House affordability hits worst ever level, as reduced housebuilding growth forecast

House affordability reaches lowest level since records began

The Office for National Statistics (ONS) revealed this week that house buying affordability in England is the worst at any point since records began in 1999.

Latest affordability data from the ONS shows that the median house price in England in the year to 31 March was £275,000; equivalent to 8.7 times the median income of £31,000.

This is an increase on the 8 times income reported in 2020/21, greater than the previous peak of 8.2 times income in 2008 during the financial crisis, and almost double the 1999 rate of 4.4 times income.

The gap between England and the rest of Britain also widened, with Wales’ affordability ratio reaching 6, and Scotland remaining steady at 5.49.

Meanwhile, Liz Truss has vowed to remove planning constraints and other regulations to boost housebuilding in new ‘investment zones’.

Truss, who is now bookies’ favourite to beat rival Rishi Sunak to become Conservative leader, said the move would create “new hubs for innovation and enterprise” in the spirit of Victorian model villages such as Bournville in Birmingham, and Saltaire in Yorkshire.

This follows Truss’ vow last week to abolish the Government’s target of 300,000 new homes a year by 2025.

Construction growth expected to slow, as energy prices set to cause winter disruption

The Construction Products Association (CPA) have forecast construction output to rise just 2.5% in 2022, before falling to 1.6% in 2023, despite growth in infrastructure and industrial sectors.

Projecting a slowdown in private housebuilding, the CPA Summer Forecast 2022 forecasts annual house price inflation to slow to 6.0% this year and 2.5% in 2023, amidst concerns as to how long the industry can remain buoyant in the face of economic headwinds.

Near-term concerns for major house builders focus on mortgage availability after the end of Help to Buy in March 2023. Other key issues for houses include planning and rising costs of materials, labour and meeting the new Building Regulations.

Private housing output is forecast to rise by 1.0% in 2022 and remain flat in 2023.


The Construction Leadership Council (CLC) have warned that industry should also prepare for further supply disruption, citing volatile energy prices as the leading factor.

In its latest Construction Product Availability Statement, the CLC also reported that high levels of inflation exacerbated by the war in Ukraine seem to have stabilised, although warned that it is unlikely prices will fall in the coming months.

Demand remains high for gas boilers and renewable energy products; however, supplies of aircrete blocks and bricks have improved due to a fall in demand.

Meanwhile, both Forterra and Ibstock have revealed an increase in profits, boosted by price rises.

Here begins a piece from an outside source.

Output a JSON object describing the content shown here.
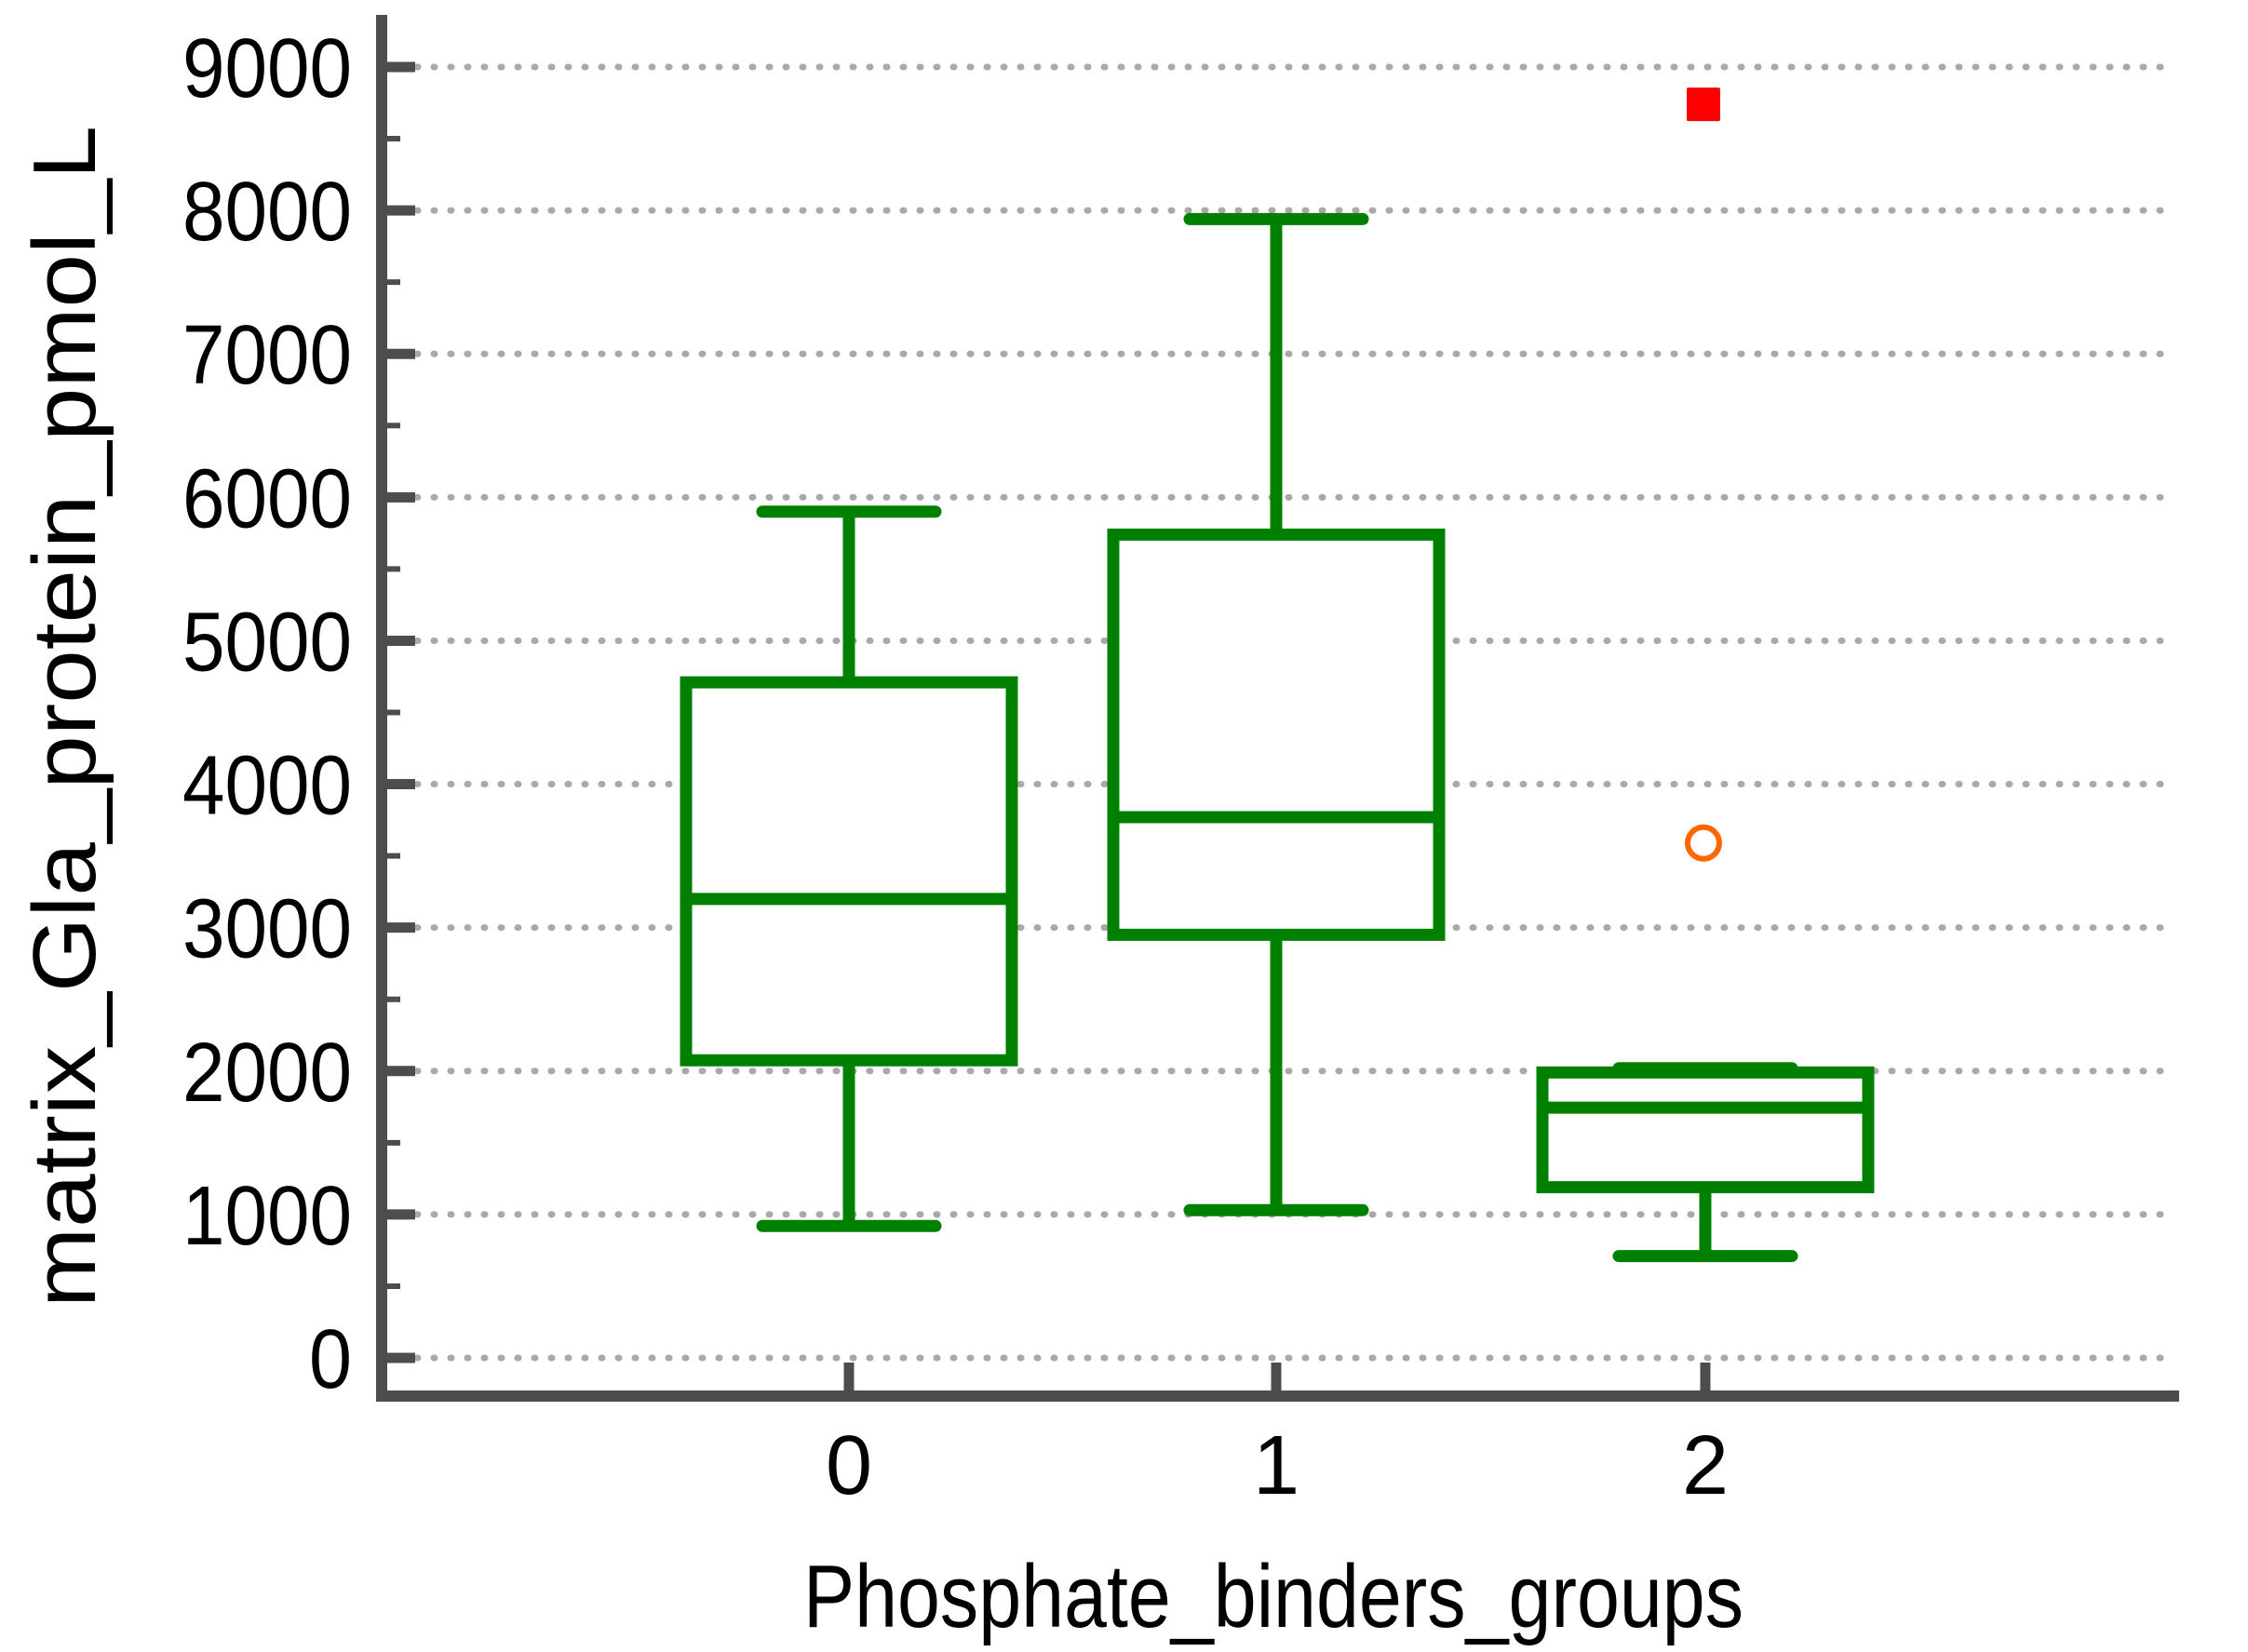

Masonry giant Forterra reported pre-tax profits rising to £44.2m for the six months to 30 June 2022, up from £29.1m this time last year. Forterra also confirmed a 30% rise in the cost of materials since the start of the year.

Ibstock also reported a 32% rise in pre-tax profit over the same period, reaching £51m (2021: £39m).

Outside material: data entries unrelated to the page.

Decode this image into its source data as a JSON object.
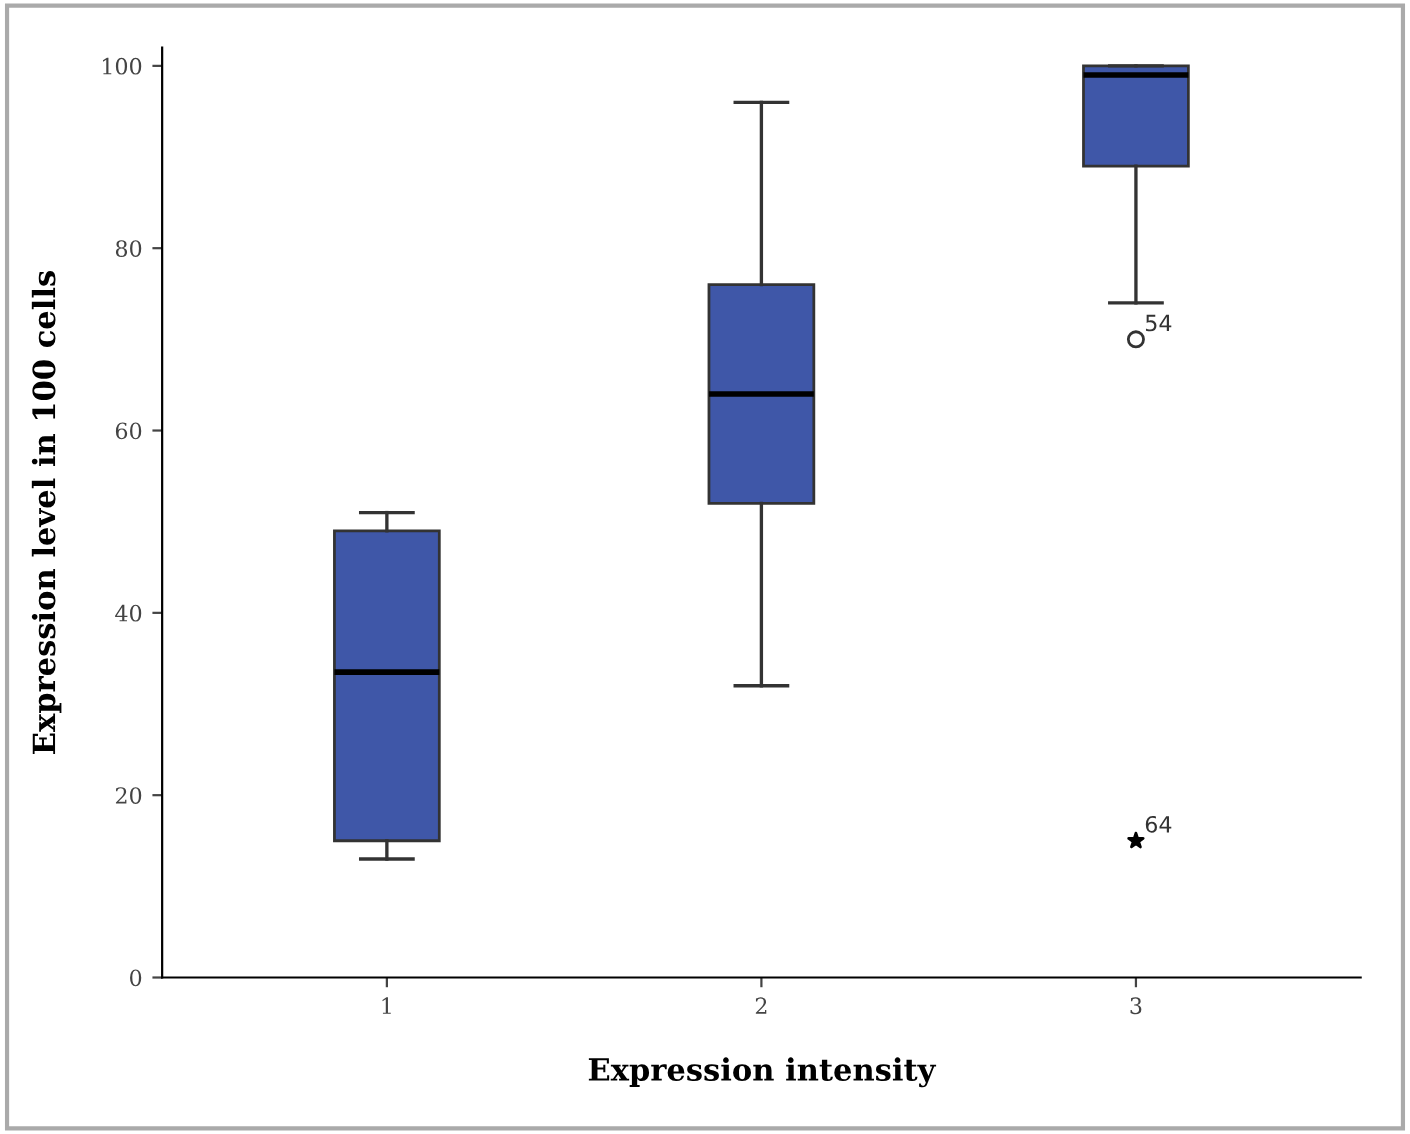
{
  "chart_data": {
    "type": "box",
    "xlabel": "Expression intensity",
    "ylabel": "Expression level in 100 cells",
    "categories": [
      "1",
      "2",
      "3"
    ],
    "series": [
      {
        "color": "#3f57a8",
        "boxes": [
          {
            "low": 13,
            "q1": 15,
            "median": 33.5,
            "q3": 49,
            "high": 51
          },
          {
            "low": 32,
            "q1": 52,
            "median": 64,
            "q3": 76,
            "high": 96
          },
          {
            "low": 74,
            "q1": 89,
            "median": 99,
            "q3": 100,
            "high": 100
          }
        ]
      },
      {
        "type": "scatter",
        "color": "#333333",
        "marker": "circle",
        "x": [
          "3"
        ],
        "values": [
          70
        ]
      },
      {
        "type": "scatter",
        "color": "#000000",
        "marker": "star",
        "x": [
          "3"
        ],
        "values": [
          15
        ]
      }
    ],
    "annotations": [
      {
        "text": "54",
        "x": "3",
        "y": 70
      },
      {
        "text": "64",
        "x": "3",
        "y": 15
      }
    ],
    "ylim": [
      0,
      102
    ],
    "yticks": [
      0,
      20,
      40,
      60,
      80,
      100
    ],
    "grid": false,
    "legend": false
  }
}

The brick manufacturer said it had seen “significant variable cost inflation”, particularly in energy, materials and freight, but has been able to fully recover the additional cost through price rises for its products.

Government announces improved accessibility criteria

The Department for Levelling Up, Housing and Communities (DLUHC) have announced a change to Building Regulations to strengthen rules around the accessibility features new homes must have.

Following a consultation, the DLUHC have said it will mandate the existing optional M4 Category 2 requirement for all new dwellings, including step-free access to all entrance level rooms.

Older and disabled people must have homes which are suitable for their needs, and allow them to live comfortably and independently.

This consultation has made clear raising the accessibility standard of new homes is supported not just by people who use accessible homes, but by industry and wider stakeholders as well.

With that mandate, we are forging ahead with the next steps to make this a reality.


Meanwhile, a proposed scheme to ease the impact of nutrient neutrality rules will not be available in the autumn as previously announced, Natural England have revealed.

Revealing the news a few days after announcing the scheme, the Government’s environment advisory body said that tendering will begin later this year.

NHBC publishes Future Homes Standard guidance

The National House Building Council (NHBC) has published a new report on how to realise the “full potential” of the Future Homes Standard, whilst addressing its challenges.

Future Homes – Avoiding Unintended Consequences provides advice and guidance to developers on overcoming hurdles arising from energy saving measures in new homes, and aims to fill the gaps in knowledge, skills and practices required to delivery homes “reliably and at volume”.

The Future Homes Standard will be in place by 2025, mandating the transition to low-carbon heating and future-proofing homes to become zero carbon.